October 13, 2004

You can shoot skeet - or Rebels - but just don't let anyone know...

Oversensitive educators are no longer satisfied with mere draconian zero-tolerance rules - they want high schoolers to be recruited to break the rules for educational purposes:

A teenage Civil War buff has been suspended from school and faces serious charges after his replica musket was found in his car trunk at school in the Orange County community of Pine Bush. Joshua Phelps had been at a reenactment with his Civil War costume, including a musket last week. He threw the uniform and equipment into his truck and forgot about it. Tuesday a security guard at the Pine Bush High School saw it and called police.

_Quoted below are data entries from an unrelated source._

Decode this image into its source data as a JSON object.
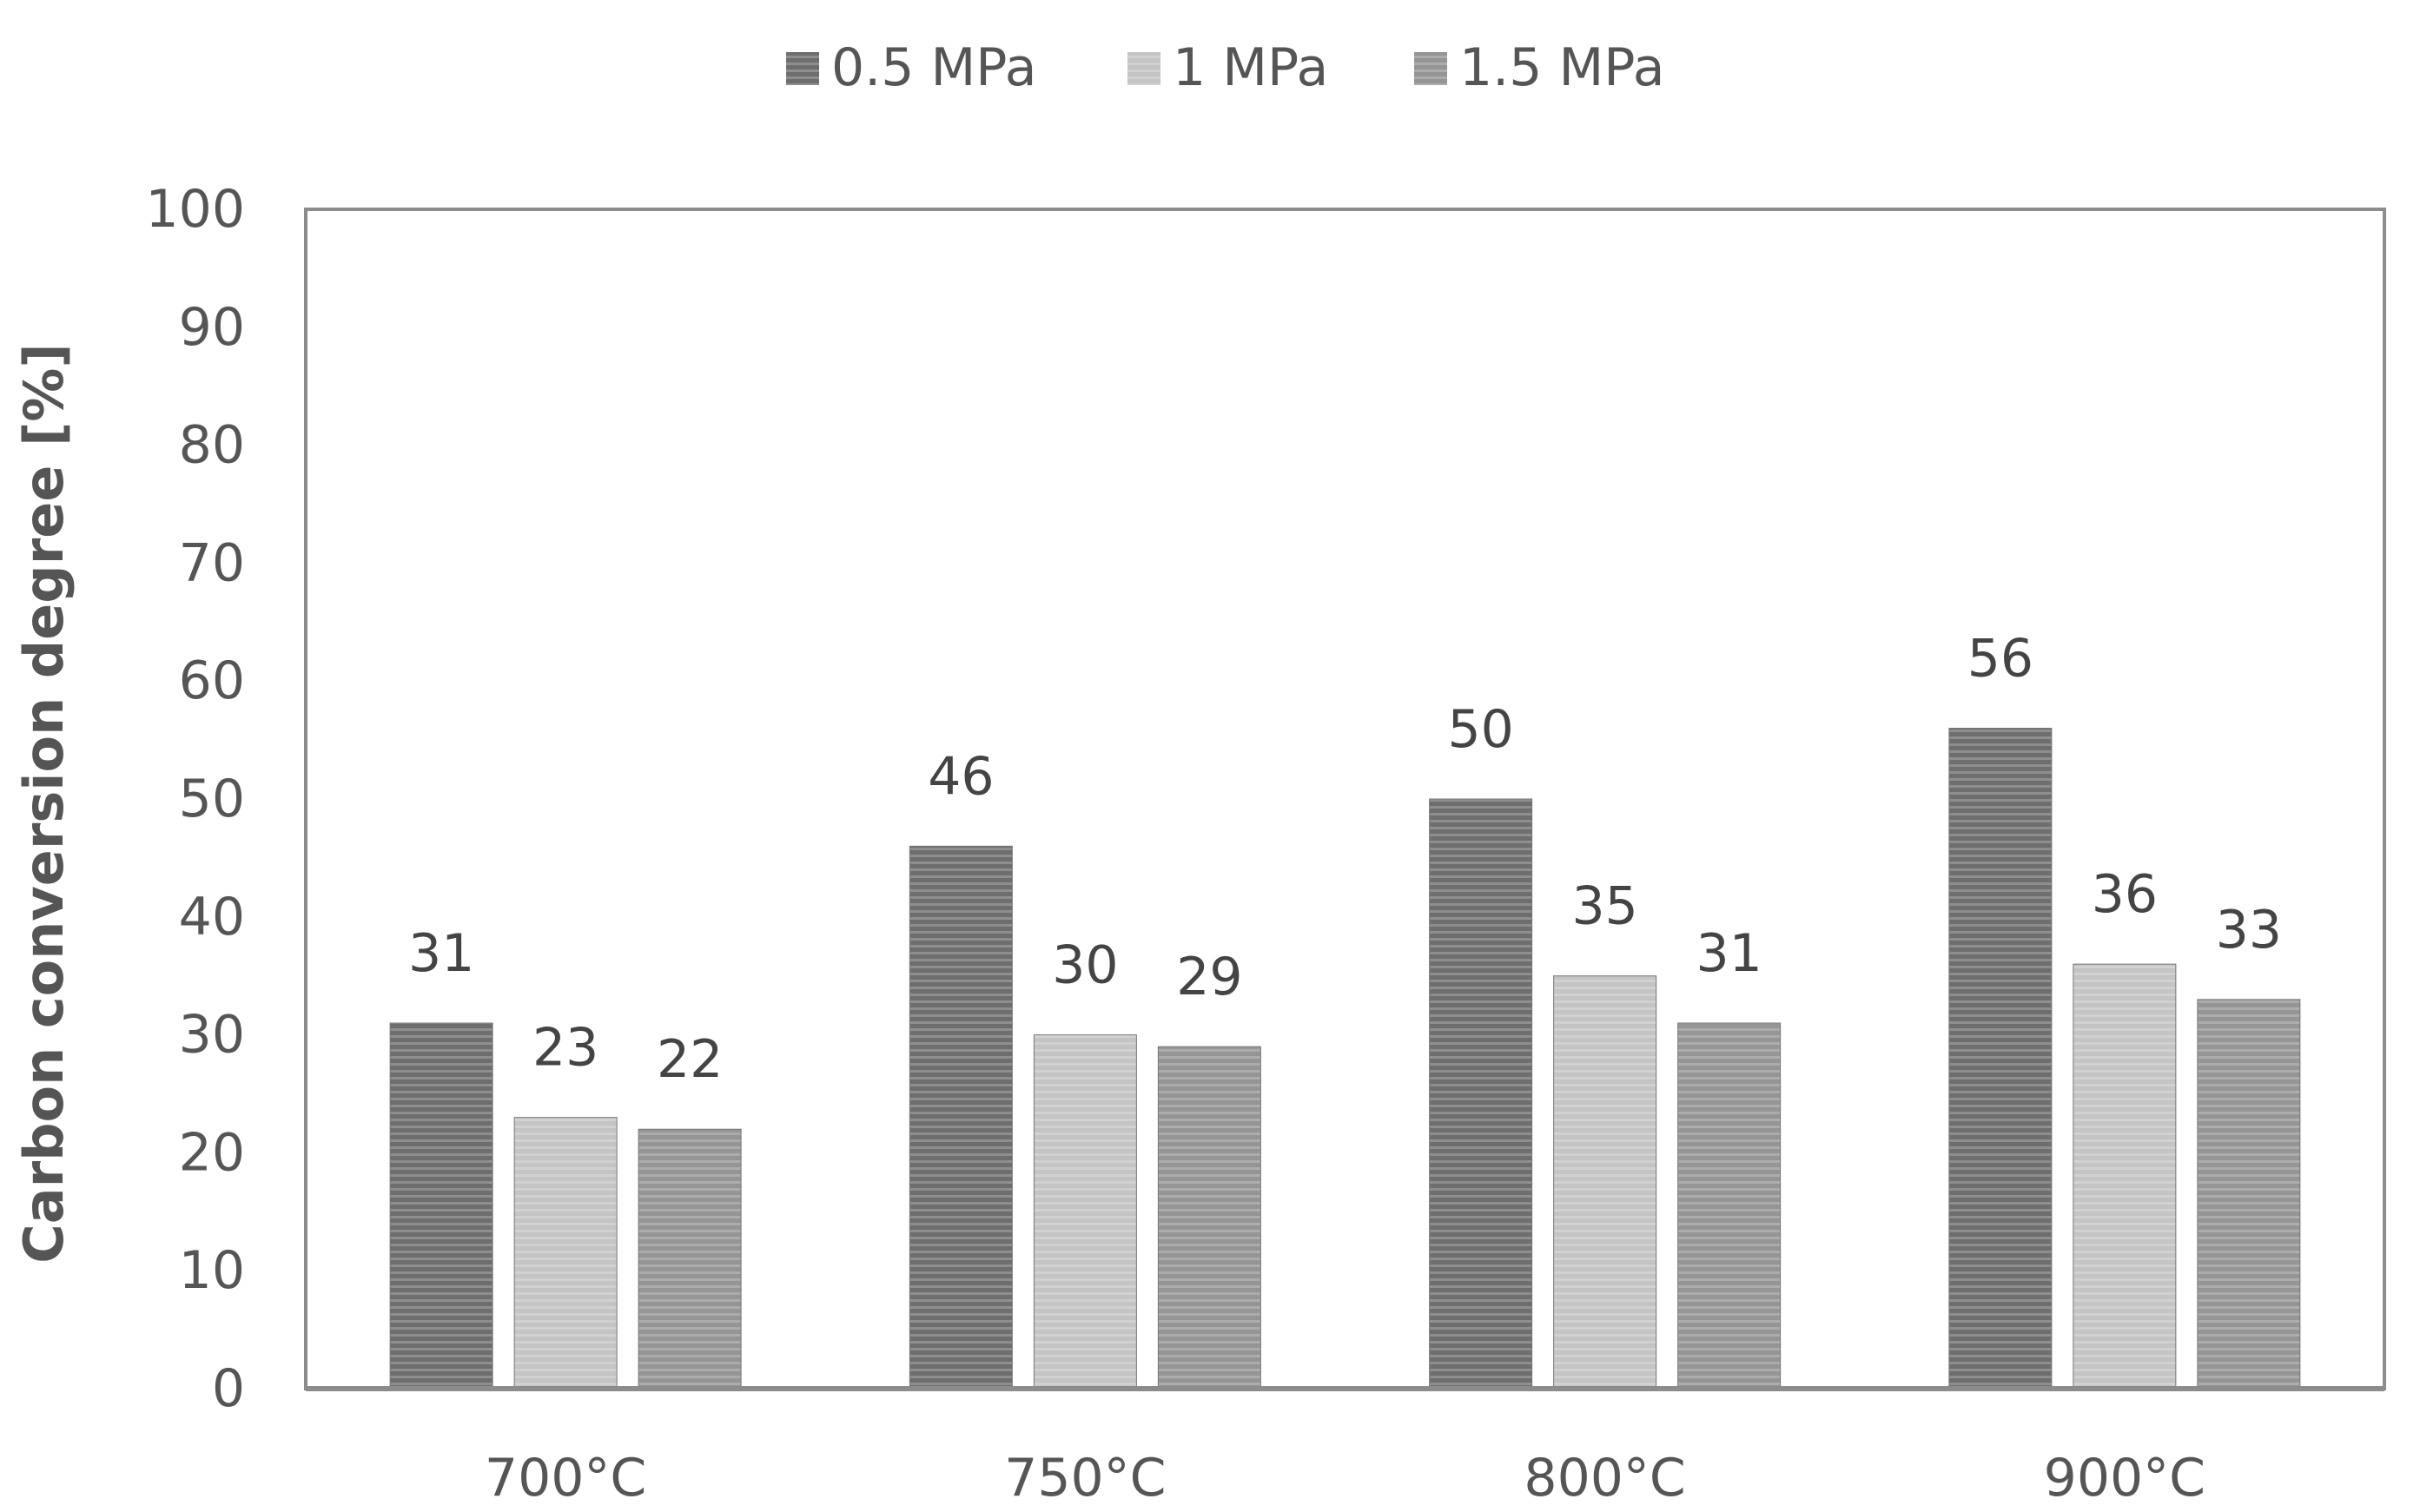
{
  "chart_data": {
    "type": "bar",
    "categories": [
      "700°C",
      "750°C",
      "800°C",
      "900°C"
    ],
    "series": [
      {
        "name": "0.5 MPa",
        "values": [
          31,
          46,
          50,
          56
        ],
        "color": "#6e6e6e"
      },
      {
        "name": "1 MPa",
        "values": [
          23,
          30,
          35,
          36
        ],
        "color": "#c4c4c4"
      },
      {
        "name": "1.5 MPa",
        "values": [
          22,
          29,
          31,
          33
        ],
        "color": "#959595"
      }
    ],
    "data_labels": [
      [
        "31",
        "46",
        "50",
        "56"
      ],
      [
        "23",
        "30",
        "35",
        "36"
      ],
      [
        "22",
        "29",
        "31",
        "33"
      ]
    ],
    "yticks": [
      "0",
      "10",
      "20",
      "30",
      "40",
      "50",
      "60",
      "70",
      "80",
      "90",
      "100"
    ],
    "ylabel": "Carbon conversion degree [%]",
    "xlabel": "",
    "title": "",
    "ylim": [
      0,
      100
    ],
    "legend_position": "top-center",
    "grid": false,
    "bar_pattern": "horizontal-stripes"
  }
}
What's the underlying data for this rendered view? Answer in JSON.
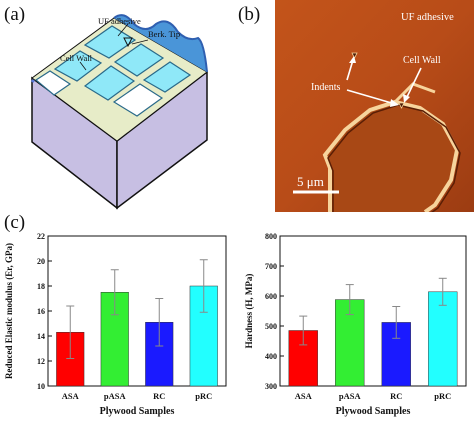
{
  "panels": {
    "a": {
      "label": "(a)",
      "texts": {
        "adhesive": "UF adhesive",
        "tip": "Berk. Tip",
        "wall": "Cell Wall"
      }
    },
    "b": {
      "label": "(b)",
      "texts": {
        "title": "UF adhesive",
        "indents": "Indents",
        "wall": "Cell Wall",
        "scale": "5 μm"
      }
    },
    "c": {
      "label": "(c)"
    }
  },
  "colors": {
    "ASA": "#ff0000",
    "pASA": "#33ee33",
    "RC": "#1a1aff",
    "pRC": "#22ffff"
  },
  "chart_data": [
    {
      "type": "bar",
      "categories": [
        "ASA",
        "pASA",
        "RC",
        "pRC"
      ],
      "values": [
        14.3,
        17.5,
        15.1,
        18.0
      ],
      "errors": [
        2.1,
        1.8,
        1.9,
        2.1
      ],
      "xlabel": "Plywood Samples",
      "ylabel": "Reduced Elastic modulus (Er, GPa)",
      "ylim": [
        10,
        22
      ],
      "yticks": [
        "10",
        "12",
        "14",
        "16",
        "18",
        "20",
        "22"
      ]
    },
    {
      "type": "bar",
      "categories": [
        "ASA",
        "pASA",
        "RC",
        "pRC"
      ],
      "values": [
        485,
        588,
        512,
        614
      ],
      "errors": [
        48,
        50,
        53,
        45
      ],
      "xlabel": "Plywood Samples",
      "ylabel": "Hardness (H, MPa)",
      "ylim": [
        300,
        800
      ],
      "yticks": [
        "300",
        "400",
        "500",
        "600",
        "700",
        "800"
      ]
    }
  ]
}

Phelps was sitting in study hall when the security guard told him to go to the assistant principal. When he was told they saw the rifle he wasn't concerned, thinking they would understand it was part of his costume. But it didn't happen that way. Town of Crawford Police were called and Phelps was cuffed and charged with a misdemeanor charge of criminal possession of a weapon.

His mother, Valerie Michaels, is outraged, saying the school has blown this thing way out of proportion. She also says in the trunk was a costume, shoes, leather belt, powder keg, and a leather cartridge box. Phelps used the costume when taking part of the reenactment of the Battle of Chancellorville which was staged by the 124th New York State Volunteers. The reenactors say they are models of the unit that came from Orange County and fought in the Civil War. High school students were recruited to take part in the reenactors club. Phelps' mother questions why the students are given fake guns if they can be arrested for having them.

Good question. Is this not the stupidest thing you've ever heard of? It is a replica. Of a historical weapon. Which was in his car. After he partipated in a reenactment which involved high school students. Why don't schools just go ahead and ban students for even thinking about anything that might possibly, in any way, have to do with a weapon, of any kind, even if that weapon isn't real, or is used only for education or sporting events?

Oh, wait, they're already doing that:

LONDONDERRY, N.H. (AP) - The school board has voted to ban a photo of a student from the senior section of his high school yearbook because he is posed with a shotgun...

"I don't see anything wrong with the picture,'' Douglass, 17 said at the hearing. "I just want my senior picture in the yearbook.''

Last month the yearbook staff, adviser, principal and superintendent chose to bar the photo from the yearbook, saying the firearm was inappropriate.

Note the violent, filthy, murderous photo of Douglass on the CNN page. Also note that the school had already confiscated Douglass' gun enthusiast magazines.

Joanne Jacobs believes schools should have the right to ban whatever they consider inappropriate when it comes to senior photos - but we also have the right to mock them for being so terrified and ignorant of weaponry that the mere suggestion of it is enough to send them into a panic. Maybe Ms. Sousa's daughter could transfer to Londonderry High.